‘Renoir’: Handsome picture lacks dramatic strokes
A movie review of “Renoir,” a lightweight look at the great painter toward the end of his life.
San Francisco Chronicle
‘Renoir,’ with Michel Bouquet, Christa Theret, Vincent Rottiers. Directed by Gilles Bourdos, from a screenplay by Bourdos and Jérôme Tonnerre, based on a book by Jacques Renoir. 111 minutes. Rated R for sequences of art-related nudity and brief language. In French, with English subtitles. SIFF Cinema at the Uptown.
Handsomely mounted but dramatically anemic, Gilles Bourdos’ “Renoir” offers some modest rewards, though its treatment of artistic endeavor, the lure of the flesh and generational issues finally feels lightweight.
The story takes place toward the end of Pierre-Auguste Renoir’s life, when the great painter was in a wheelchair and his household helpers — seen here as a lively group of affectionate women — were required to tie his brush to his arthritic hand.
It’s the summer of 1915, and Renoir (Michel Bouquet), 74, continues to paint as he copes with the ravages of age. Two arrivals will shake up the household. The first is a beautiful young woman, Andrée (Christa Theret), a rebellious soul seeking work as a model. She poses for the old man, often nude, and he grows to like her.
Then, Renoir’s son Jean (Vincent Rottiers), a cavalry officer, returns home to nurse a leg injured on the battlefield. Jean, something of a stiff, begins to fall for Andrée, who has a bit of a conniving streak, and they begin a romance.
Eventually, we’ll see Andrée awaken Jean’s interest in film — yes, this is the same Jean Renoir who would go on to direct “The Rules of the Game” and other masterworks.

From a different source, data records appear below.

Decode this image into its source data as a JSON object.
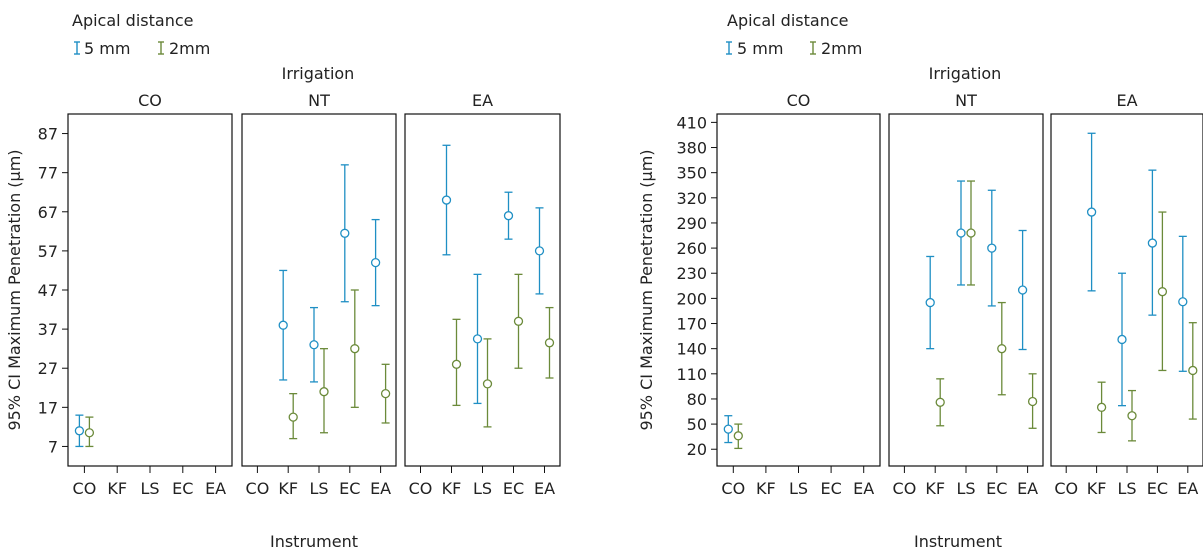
{
  "colors": {
    "series_5mm": "#1f8fc4",
    "series_2mm": "#6b8a3a",
    "frame": "#111111",
    "text": "#222222"
  },
  "chart_data": [
    {
      "type": "scatter",
      "subtype": "interval_plot",
      "title": "",
      "legend_title": "Apical distance",
      "legend_placement": "top-left",
      "facet_title": "Irrigation",
      "facets": [
        "CO",
        "NT",
        "EA"
      ],
      "xlabel": "Instrument",
      "ylabel": "95% CI Maximum Penetration (μm)",
      "categories": [
        "CO",
        "KF",
        "LS",
        "EC",
        "EA"
      ],
      "ylim": [
        2,
        92
      ],
      "yticks": [
        7,
        17,
        27,
        37,
        47,
        57,
        67,
        77,
        87
      ],
      "grid": false,
      "series": [
        {
          "name": "5 mm",
          "points": [
            {
              "facet": "CO",
              "x": "CO",
              "mean": 11,
              "low": 7,
              "high": 15
            },
            {
              "facet": "NT",
              "x": "KF",
              "mean": 38,
              "low": 24,
              "high": 52
            },
            {
              "facet": "NT",
              "x": "LS",
              "mean": 33,
              "low": 23.5,
              "high": 42.5
            },
            {
              "facet": "NT",
              "x": "EC",
              "mean": 61.5,
              "low": 44,
              "high": 79
            },
            {
              "facet": "NT",
              "x": "EA",
              "mean": 54,
              "low": 43,
              "high": 65
            },
            {
              "facet": "EA",
              "x": "KF",
              "mean": 70,
              "low": 56,
              "high": 84
            },
            {
              "facet": "EA",
              "x": "LS",
              "mean": 34.5,
              "low": 18,
              "high": 51
            },
            {
              "facet": "EA",
              "x": "EC",
              "mean": 66,
              "low": 60,
              "high": 72
            },
            {
              "facet": "EA",
              "x": "EA",
              "mean": 57,
              "low": 46,
              "high": 68
            }
          ]
        },
        {
          "name": "2mm",
          "points": [
            {
              "facet": "CO",
              "x": "CO",
              "mean": 10.5,
              "low": 7,
              "high": 14.5
            },
            {
              "facet": "NT",
              "x": "KF",
              "mean": 14.5,
              "low": 9,
              "high": 20.5
            },
            {
              "facet": "NT",
              "x": "LS",
              "mean": 21,
              "low": 10.5,
              "high": 32
            },
            {
              "facet": "NT",
              "x": "EC",
              "mean": 32,
              "low": 17,
              "high": 47
            },
            {
              "facet": "NT",
              "x": "EA",
              "mean": 20.5,
              "low": 13,
              "high": 28
            },
            {
              "facet": "EA",
              "x": "KF",
              "mean": 28,
              "low": 17.5,
              "high": 39.5
            },
            {
              "facet": "EA",
              "x": "LS",
              "mean": 23,
              "low": 12,
              "high": 34.5
            },
            {
              "facet": "EA",
              "x": "EC",
              "mean": 39,
              "low": 27,
              "high": 51
            },
            {
              "facet": "EA",
              "x": "EA",
              "mean": 33.5,
              "low": 24.5,
              "high": 42.5
            }
          ]
        }
      ]
    },
    {
      "type": "scatter",
      "subtype": "interval_plot",
      "title": "",
      "legend_title": "Apical distance",
      "legend_placement": "top-left",
      "facet_title": "Irrigation",
      "facets": [
        "CO",
        "NT",
        "EA"
      ],
      "xlabel": "Instrument",
      "ylabel": "95% CI Maximum Penetration (μm)",
      "categories": [
        "CO",
        "KF",
        "LS",
        "EC",
        "EA"
      ],
      "ylim": [
        0,
        420
      ],
      "yticks": [
        20,
        50,
        80,
        110,
        140,
        170,
        200,
        230,
        260,
        290,
        320,
        350,
        380,
        410
      ],
      "grid": false,
      "series": [
        {
          "name": "5 mm",
          "points": [
            {
              "facet": "CO",
              "x": "CO",
              "mean": 44,
              "low": 28,
              "high": 60
            },
            {
              "facet": "NT",
              "x": "KF",
              "mean": 195,
              "low": 140,
              "high": 250
            },
            {
              "facet": "NT",
              "x": "LS",
              "mean": 278,
              "low": 216,
              "high": 340
            },
            {
              "facet": "NT",
              "x": "EC",
              "mean": 260,
              "low": 191,
              "high": 329
            },
            {
              "facet": "NT",
              "x": "EA",
              "mean": 210,
              "low": 139,
              "high": 281
            },
            {
              "facet": "EA",
              "x": "KF",
              "mean": 303,
              "low": 209,
              "high": 397
            },
            {
              "facet": "EA",
              "x": "LS",
              "mean": 151,
              "low": 72,
              "high": 230
            },
            {
              "facet": "EA",
              "x": "EC",
              "mean": 266,
              "low": 180,
              "high": 353
            },
            {
              "facet": "EA",
              "x": "EA",
              "mean": 196,
              "low": 113,
              "high": 274
            }
          ]
        },
        {
          "name": "2mm",
          "points": [
            {
              "facet": "CO",
              "x": "CO",
              "mean": 36,
              "low": 21,
              "high": 50
            },
            {
              "facet": "NT",
              "x": "KF",
              "mean": 76,
              "low": 48,
              "high": 104
            },
            {
              "facet": "NT",
              "x": "LS",
              "mean": 278,
              "low": 216,
              "high": 340
            },
            {
              "facet": "NT",
              "x": "EC",
              "mean": 140,
              "low": 85,
              "high": 195
            },
            {
              "facet": "NT",
              "x": "EA",
              "mean": 77,
              "low": 45,
              "high": 110
            },
            {
              "facet": "EA",
              "x": "KF",
              "mean": 70,
              "low": 40,
              "high": 100
            },
            {
              "facet": "EA",
              "x": "LS",
              "mean": 60,
              "low": 30,
              "high": 90
            },
            {
              "facet": "EA",
              "x": "EC",
              "mean": 208,
              "low": 114,
              "high": 303
            },
            {
              "facet": "EA",
              "x": "EA",
              "mean": 114,
              "low": 56,
              "high": 171
            }
          ]
        }
      ]
    }
  ]
}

Before the affair, there’s a mild tug of war between father and son for Andrée’s attentions, and later an open and heated conflict between the men over Jean’s intention to return to the front.
The venerable Bouquet and Theret create some interest in their characters, and the portrayal of the artist’s household has touching and amusing moments. But overall the film has a sedative effect. While trying to avoid old-school dramatic fireworks, filmmaker Bourdos errs in the opposite direction. A movie about two supreme artists needs a little more sting.